Likewise, Ecosystem has a pretty short runtime that flies by quickly, lending support to my theory about wanting things to be more breathable. For the uninitiated with Botanist, this album might be a good jumping in point, because a deeper dive into their discography is well worth it. I remember the exact moment they clicked with me, and I have never looked back in regret. There’s something about them that is so intriguing to me, which is why I jumped at reviewing this album. The soothing and natural-sounding nature of the hammered dulcimer is a genius addition to this style of music that it begs the question ‘Why hasn’t this been done before?’.

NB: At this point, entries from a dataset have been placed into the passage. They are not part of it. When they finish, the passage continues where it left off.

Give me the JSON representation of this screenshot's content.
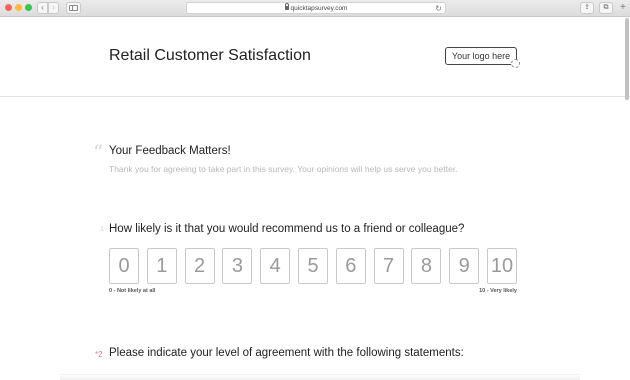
{
  "browser": {
    "url": "quicktapsurvey.com",
    "back_label": "‹",
    "forward_label": "›",
    "reload_label": "↻",
    "share_label": "⇪",
    "tabs_label": "⧉",
    "new_tab_label": "+"
  },
  "header": {
    "title": "Retail Customer Satisfaction",
    "logo_placeholder": "Your logo here"
  },
  "feedback": {
    "quote_icon": "“",
    "title": "Your Feedback Matters!",
    "subtitle": "Thank you for agreeing to take part in this survey. Your opinions will help us serve you better."
  },
  "question1": {
    "number": "1",
    "text": "How likely is it that you would recommend us to a friend or colleague?",
    "scale": [
      "0",
      "1",
      "2",
      "3",
      "4",
      "5",
      "6",
      "7",
      "8",
      "9",
      "10"
    ],
    "low_label": "0 - Not likely at all",
    "high_label": "10 - Very likely"
  },
  "question2": {
    "required_marker": "*2",
    "text": "Please indicate your level of agreement with the following statements:"
  }
}
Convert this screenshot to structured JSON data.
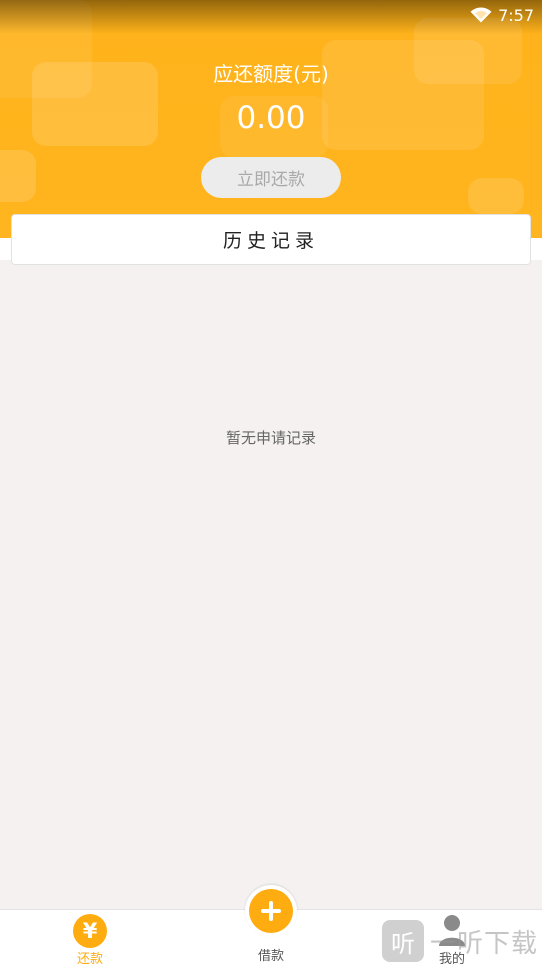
{
  "status_bar": {
    "time": "7:57"
  },
  "header": {
    "amount_label": "应还额度(元)",
    "amount_value": "0.00",
    "repay_button": "立即还款"
  },
  "history": {
    "title": "历史记录",
    "empty_text": "暂无申请记录"
  },
  "bottom_nav": {
    "items": [
      {
        "label": "还款",
        "icon": "yen-icon",
        "active": true
      },
      {
        "label": "借款",
        "icon": "plus-icon",
        "active": false
      },
      {
        "label": "我的",
        "icon": "person-icon",
        "active": false
      }
    ]
  },
  "watermark": {
    "badge": "听",
    "text": "一听下载"
  },
  "colors": {
    "accent": "#ffac10",
    "header": "#ffb21a",
    "background": "#f4f1f0"
  }
}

A complaint I do have with the album is that the crisper production quality kind of feels…samesies. By that I mean, the mastering is almost too perfect, because the usual ebbs and flows that music had seem to be missing. Each song moves seamlessly into the next, and usually this is a good thing, but here it becomes almost forgettable. From song one all the way to the last, there’s not a whole lot of nuance or change throughout Ecosystem. I’m still trying to determine if this is a positive or negative thing, truthfully because I am a sucker for whole concepts and album flow. For now, all I can say is that this is something the listener will have to determine for themselves, because Botanist have created something well worth listening to.

Ecosystem takes a less abrasive approach to songwriting than their previously released album VI: Flora, which was their least harsh release to date at time of release. Ecosystem takes that approach one step further making it their most airy feeling record yet. There is an overall dream-like, flowy feel within the songs of Ecosystem, which lends itself to a more cohesive and full sound overall.  While there are certainly some ups and downs (or lack thereof), Botanist gave us something interesting and definitely worth the time to listen.